Avoiding a sprained ankle in a game is like avoiding illness in a hospital. You're at risk as soon as you arrive. That's why athletes must challenge their ankle stability in a safe and controlled environment. Jumping rope accomplishes exactly that. Once you're comfortable jumping with two feet, try one foot at a time to train your ankles to absorb the stress of your entire body on each side. Think about the times you've landed awkwardly in a game. Single-Leg Jump Rope will help prepare you to land securely and avoid icing your ankle on the sidelines.
The Jump Rope is part of most successful athletes' training regimens. Case in point: the University of Illinois wrestling team [learn more about their workout here]. Jim Zielinski, head strength and conditioning coach, has his athletes skip rope for five minutes—switching between Double- and Single-Leg Hops—before their weight lifting sessions. "It's a great way to get your heart rate up and muscles warm before a lift," he says.
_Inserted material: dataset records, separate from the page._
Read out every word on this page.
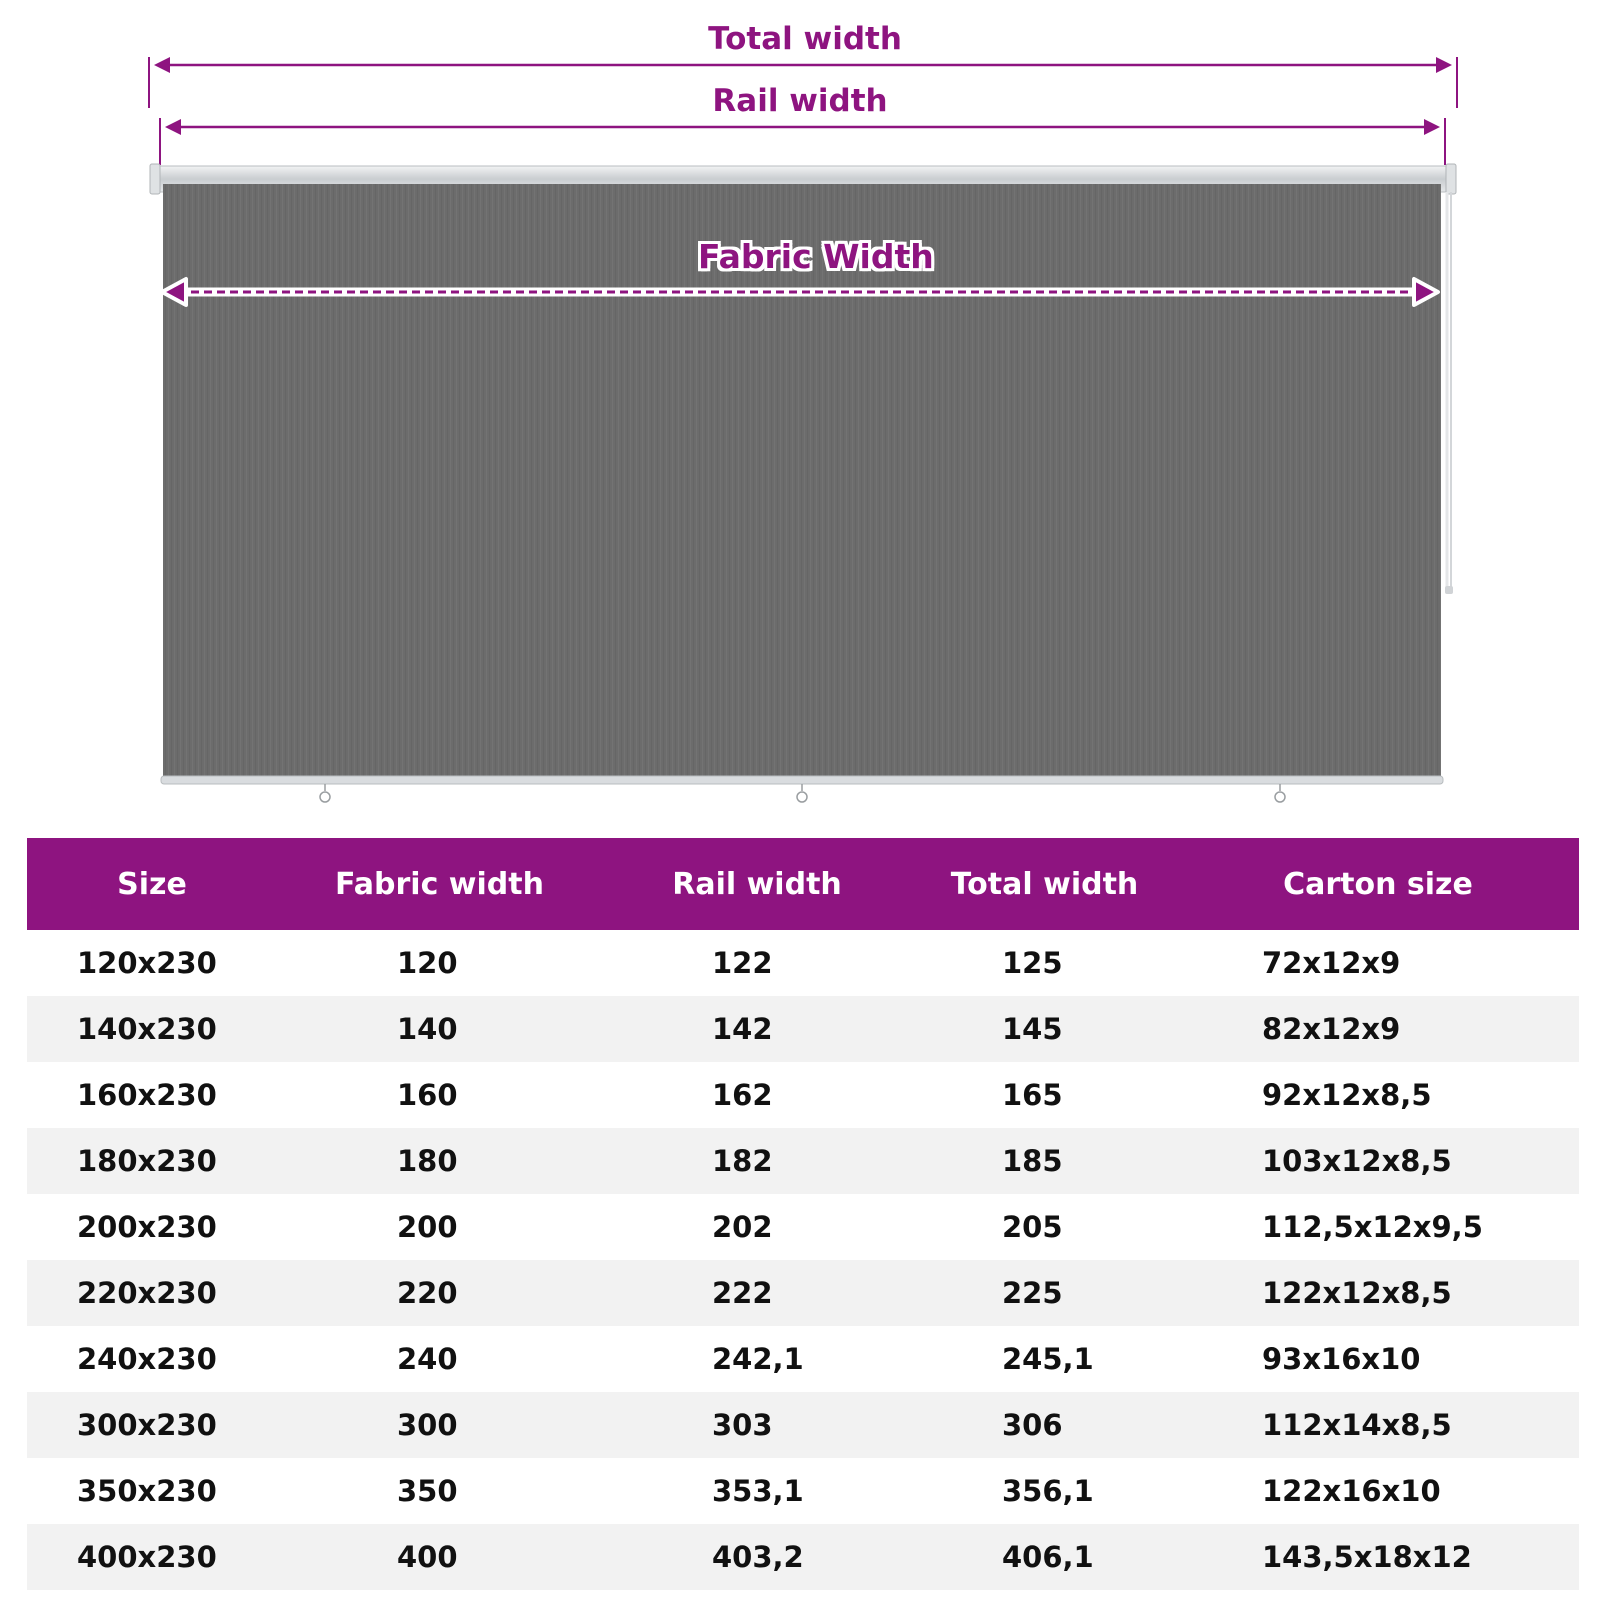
Total width
Rail width
Fabric Width
Size	Fabric width	Rail width	Total width	Carton size
120x230	120	122	125	72x12x9
140x230	140	142	145	82x12x9
160x230	160	162	165	92x12x8,5
180x230	180	182	185	103x12x8,5
200x230	200	202	205	112,5x12x9,5
220x230	220	222	225	122x12x8,5
240x230	240	242,1	245,1	93x16x10
300x230	300	303	306	112x14x8,5
350x230	350	353,1	356,1	122x16x10
400x230	400	403,2	406,1	143,5x18x12
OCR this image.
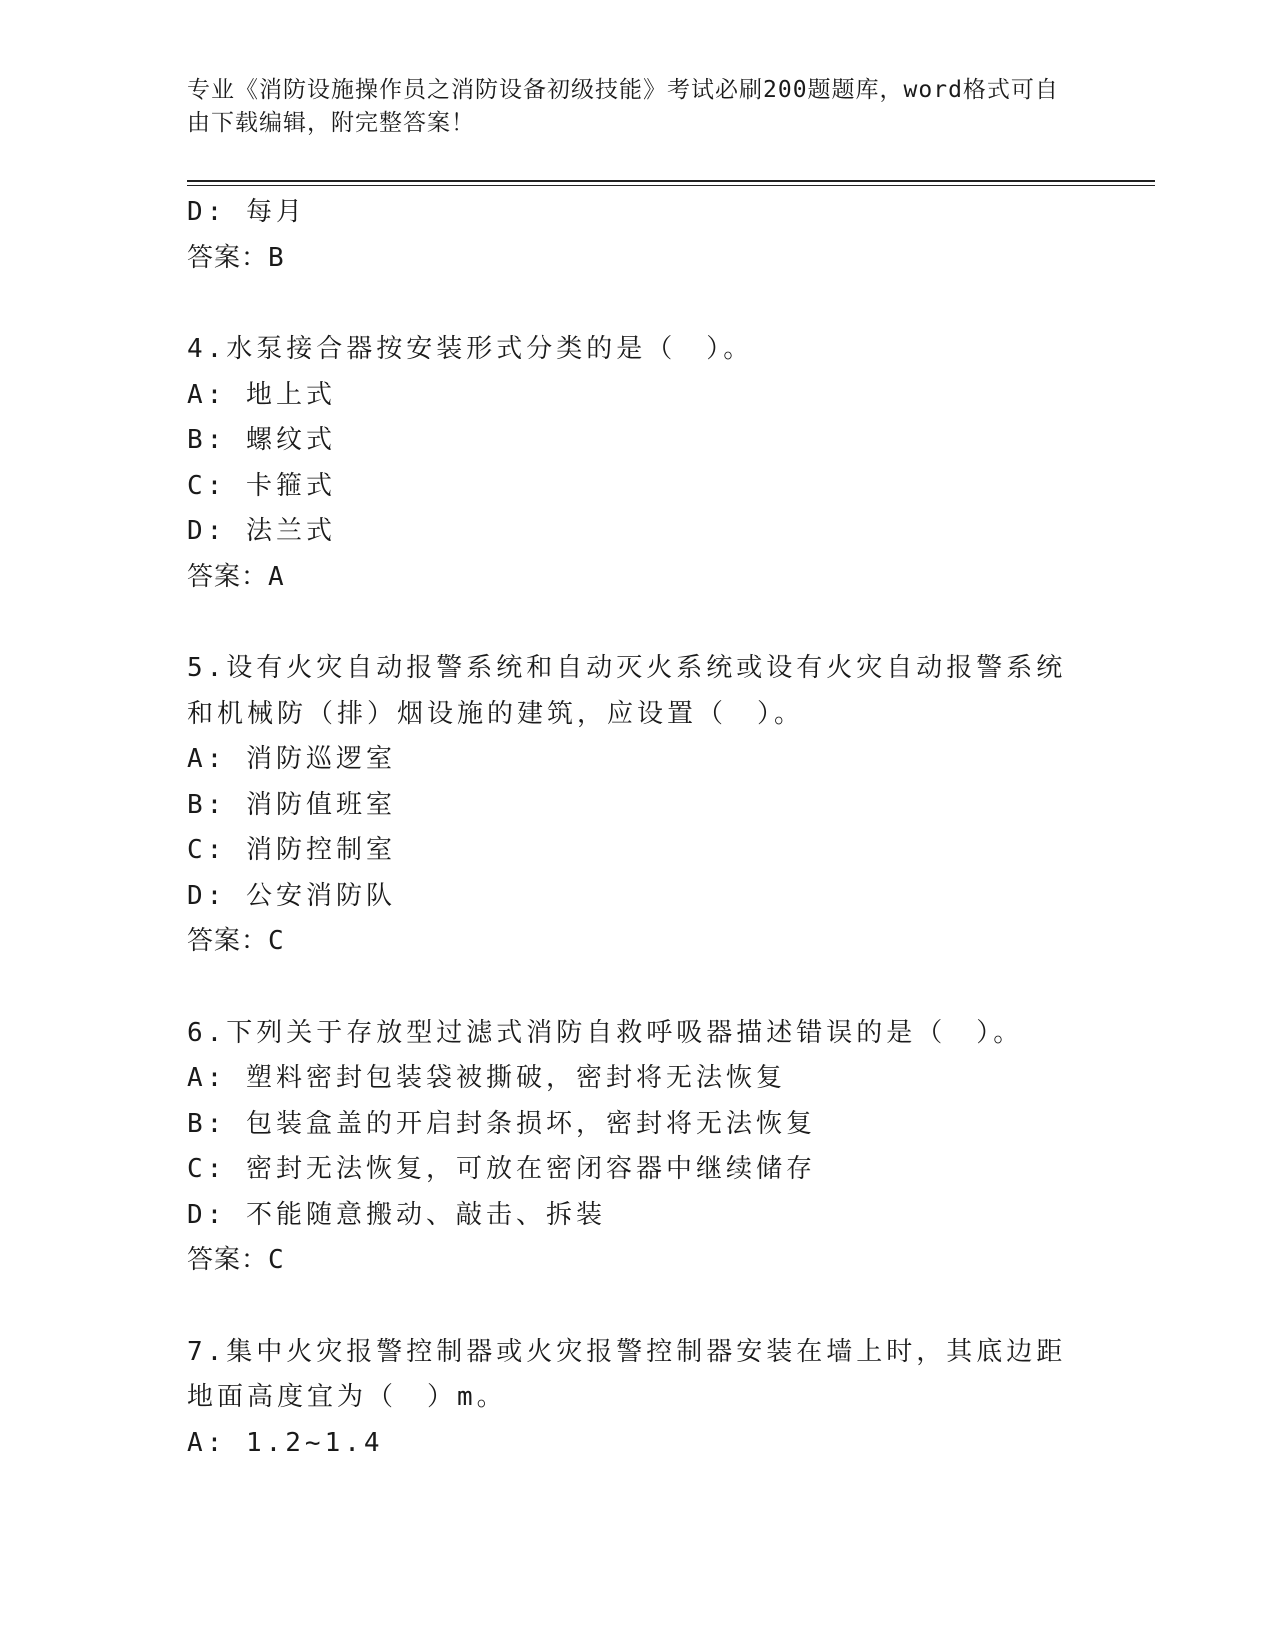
专业《消防设施操作员之消防设备初级技能》考试必刷200题题库，word格式可自由下载编辑，附完整答案！
D: 每月
答案：B
4.水泵接合器按安装形式分类的是（　）。
A: 地上式
B: 螺纹式
C: 卡箍式
D: 法兰式
答案：A
5.设有火灾自动报警系统和自动灭火系统或设有火灾自动报警系统和机械防（排）烟设施的建筑，应设置（　）。
A: 消防巡逻室
B: 消防值班室
C: 消防控制室
D: 公安消防队
答案：C
6.下列关于存放型过滤式消防自救呼吸器描述错误的是（　）。
A: 塑料密封包装袋被撕破，密封将无法恢复
B: 包装盒盖的开启封条损坏，密封将无法恢复
C: 密封无法恢复，可放在密闭容器中继续储存
D: 不能随意搬动、敲击、拆装
答案：C
7.集中火灾报警控制器或火灾报警控制器安装在墙上时，其底边距地面高度宜为（　）m。
A: 1.2~1.4
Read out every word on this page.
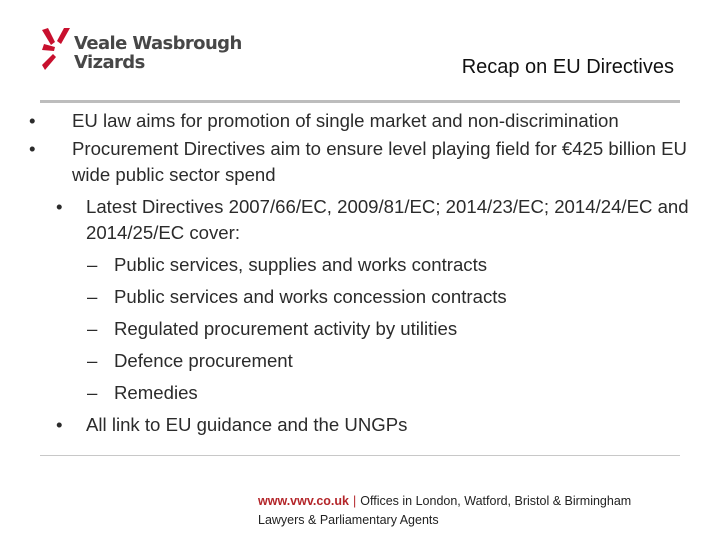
Veale Wasbrough
Vizards	Recap on EU Directives
• EU law aims for promotion of single market and non-discrimination
• Procurement Directives aim to ensure level playing field for €425 billion EU wide public sector spend
• Latest Directives 2007/66/EC, 2009/81/EC; 2014/23/EC; 2014/24/EC and 2014/25/EC cover:
– Public services, supplies and works contracts
– Public services and works concession contracts
– Regulated procurement activity by utilities
– Defence procurement
– Remedies
• All link to EU guidance and the UNGPs
www.vwv.co.uk | Offices in London, Watford, Bristol & Birmingham
Lawyers & Parliamentary Agents
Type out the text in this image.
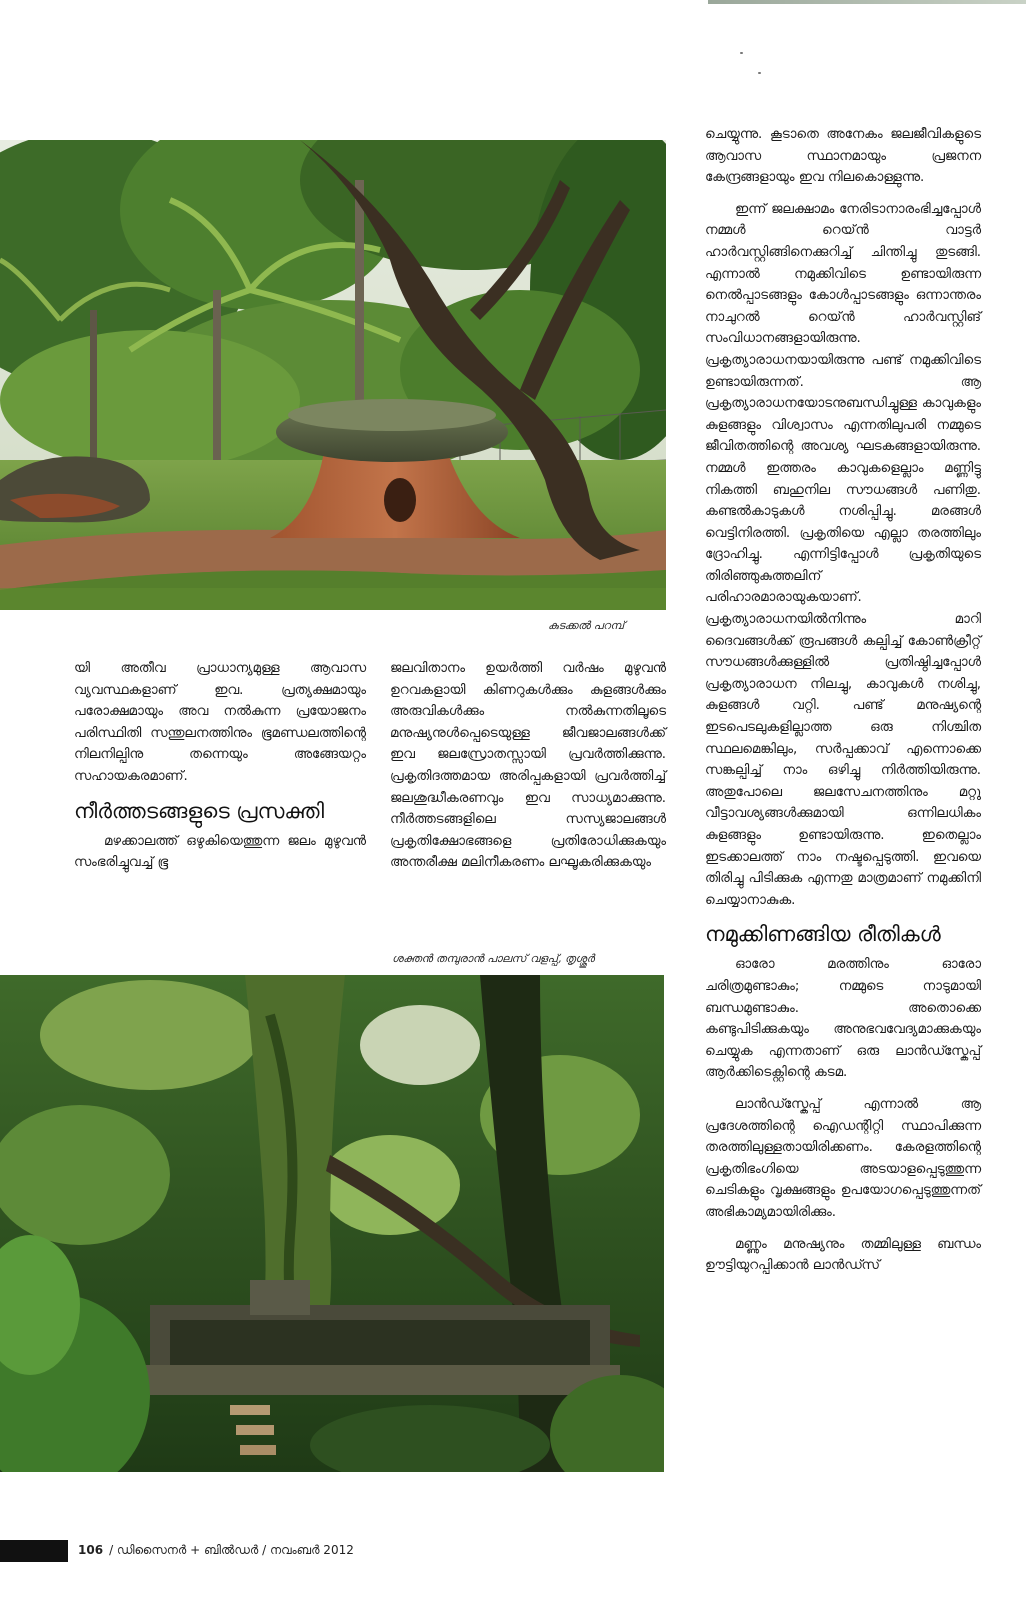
കുടക്കൽ പറമ്പ്

യി അതീവ പ്രാധാന്യമുള്ള ആവാസ വ്യവസ്ഥകളാണ് ഇവ. പ്രത്യക്ഷമായും പരോക്ഷമായും അവ നൽകുന്ന പ്രയോജനം പരിസ്ഥിതി സന്തുലനത്തിനും ഭൂമണ്ഡലത്തിന്റെ നിലനില്പിനു തന്നെയും അങ്ങേയറ്റം സഹായകരമാണ്.

നീർത്തടങ്ങളുടെ പ്രസക്തി

മഴക്കാലത്ത് ഒഴുകിയെത്തുന്ന ജലം മുഴുവൻ സംഭരിച്ചുവച്ച് ഭൂ

ജലവിതാനം ഉയർത്തി വർഷം മുഴുവൻ ഉറവകളായി കിണറുകൾക്കും കുളങ്ങൾക്കും അരുവികൾക്കും നൽകുന്നതിലൂടെ മനുഷ്യനുൾപ്പെടെയുള്ള ജീവജാലങ്ങൾക്ക് ഇവ ജലസ്രോതസ്സായി പ്രവർത്തിക്കുന്നു. പ്രകൃതിദത്തമായ അരിപ്പകളായി പ്രവർത്തിച്ച് ജലശുദ്ധീകരണവും ഇവ സാധ്യമാക്കുന്നു. നീർത്തടങ്ങളിലെ സസ്യജാലങ്ങൾ പ്രകൃതിക്ഷോഭങ്ങളെ പ്രതിരോധിക്കുകയും അന്തരീക്ഷ മലിനീകരണം ലഘൂകരിക്കുകയും

ശക്തൻ തമ്പുരാൻ പാലസ് വളപ്പ്, തൃശ്ശൂർ

ചെയ്യുന്നു. കൂടാതെ അനേകം ജലജീവികളുടെ ആവാസ സ്ഥാനമായും പ്രജനന കേന്ദ്രങ്ങളായും ഇവ നിലകൊള്ളുന്നു.

ഇന്ന് ജലക്ഷാമം നേരിടാനാരംഭിച്ചപ്പോൾ നമ്മൾ റെയ്ൻ വാട്ടർ ഹാർവസ്റ്റിങ്ങിനെക്കുറിച്ച് ചിന്തിച്ചു തുടങ്ങി. എന്നാൽ നമുക്കിവിടെ ഉണ്ടായിരുന്ന നെൽപ്പാടങ്ങളും കോൾപ്പാടങ്ങളും ഒന്നാന്തരം നാചുറൽ റെയ്ൻ ഹാർവസ്റ്റിങ് സംവിധാനങ്ങളായിരുന്നു. പ്രകൃത്യാരാധനയായിരുന്നു പണ്ട് നമുക്കിവിടെ ഉണ്ടായിരുന്നത്. ആ പ്രകൃത്യാരാധനയോടനുബന്ധിച്ചുള്ള കാവുകളും കുളങ്ങളും വിശ്വാസം എന്നതിലുപരി നമ്മുടെ ജീവിതത്തിന്റെ അവശ്യ ഘടകങ്ങളായിരുന്നു. നമ്മൾ ഇത്തരം കാവുകളെല്ലാം മണ്ണിട്ടു നികത്തി ബഹുനില സൗധങ്ങൾ പണിതു. കണ്ടൽകാടുകൾ നശിപ്പിച്ചു. മരങ്ങൾ വെട്ടിനിരത്തി. പ്രകൃതിയെ എല്ലാ തരത്തിലും ദ്രോഹിച്ചു. എന്നിട്ടിപ്പോൾ പ്രകൃതിയുടെ തിരിഞ്ഞുകുത്തലിന് പരിഹാരമാരായുകയാണ്. പ്രകൃത്യാരാധനയിൽനിന്നും മാറി ദൈവങ്ങൾക്ക് രൂപങ്ങൾ കല്പിച്ച് കോൺക്രീറ്റ് സൗധങ്ങൾക്കുള്ളിൽ പ്രതിഷ്ഠിച്ചപ്പോൾ പ്രകൃത്യാരാധന നിലച്ചു, കാവുകൾ നശിച്ചു, കുളങ്ങൾ വറ്റി. പണ്ട് മനുഷ്യന്റെ ഇടപെടലുകളില്ലാത്ത ഒരു നിശ്ചിത സ്ഥലമെങ്കിലും, സർപ്പക്കാവ് എന്നൊക്കെ സങ്കല്പിച്ച് നാം ഒഴിച്ചു നിർത്തിയിരുന്നു. അതുപോലെ ജലസേചനത്തിനും മറ്റു വീട്ടാവശ്യങ്ങൾക്കുമായി ഒന്നിലധികം കുളങ്ങളും ഉണ്ടായിരുന്നു. ഇതെല്ലാം ഇടക്കാലത്ത് നാം നഷ്ടപ്പെടുത്തി. ഇവയെ തിരിച്ചു പിടിക്കുക എന്നതു മാത്രമാണ് നമുക്കിനി ചെയ്യാനാകുക.

നമുക്കിണങ്ങിയ രീതികൾ

ഓരോ മരത്തിനും ഓരോ ചരിത്രമുണ്ടാകും; നമ്മുടെ നാടുമായി ബന്ധമുണ്ടാകും. അതൊക്കെ കണ്ടുപിടിക്കുകയും അനുഭവവേദ്യമാക്കുകയും ചെയ്യുക എന്നതാണ് ഒരു ലാൻഡ്സ്കേപ്പ് ആർക്കിടെക്റ്റിന്റെ കടമ.

ലാൻഡ്സ്കേപ്പ് എന്നാൽ ആ പ്രദേശത്തിന്റെ ഐഡന്റിറ്റി സ്ഥാപിക്കുന്ന തരത്തിലുള്ളതായിരിക്കണം. കേരളത്തിന്റെ പ്രകൃതിഭംഗിയെ അടയാളപ്പെടുത്തുന്ന ചെടികളും വൃക്ഷങ്ങളും ഉപയോഗപ്പെടുത്തുന്നത് അഭികാമ്യമായിരിക്കും.

മണ്ണും മനുഷ്യനും തമ്മിലുള്ള ബന്ധം ഊട്ടിയുറപ്പിക്കാൻ ലാൻഡ്സ്

106 / ഡിസൈനർ + ബിൽഡർ / നവംബർ 2012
During the off-season, Illini grapplers perform the following Jump Rope routine immediately before workouts on Monday, Wednesday and Friday.
Zielinski on the Routine: "With any jump rope routine we do, we emphasize spending as little time on the ground as possible between jumps. Stay up on the balls of your feet the whole time, and when you are doing any lateral movement, keep most of your weight on the instep and big toe without letting your ankle roll. When you jump from one square to another, don't think about how much distance you cover, think about jumping as quickly as you can. This whole routine shouldn't take more than 12 minutes. It takes longer at first, but as you progress, you will get through it quicker and quicker."
Going back to the basics with this versatile exercise will improve all levels of fitness. Integrate Jump Rope into your workout, so you, too, can float like a butterfly and sting like a bee!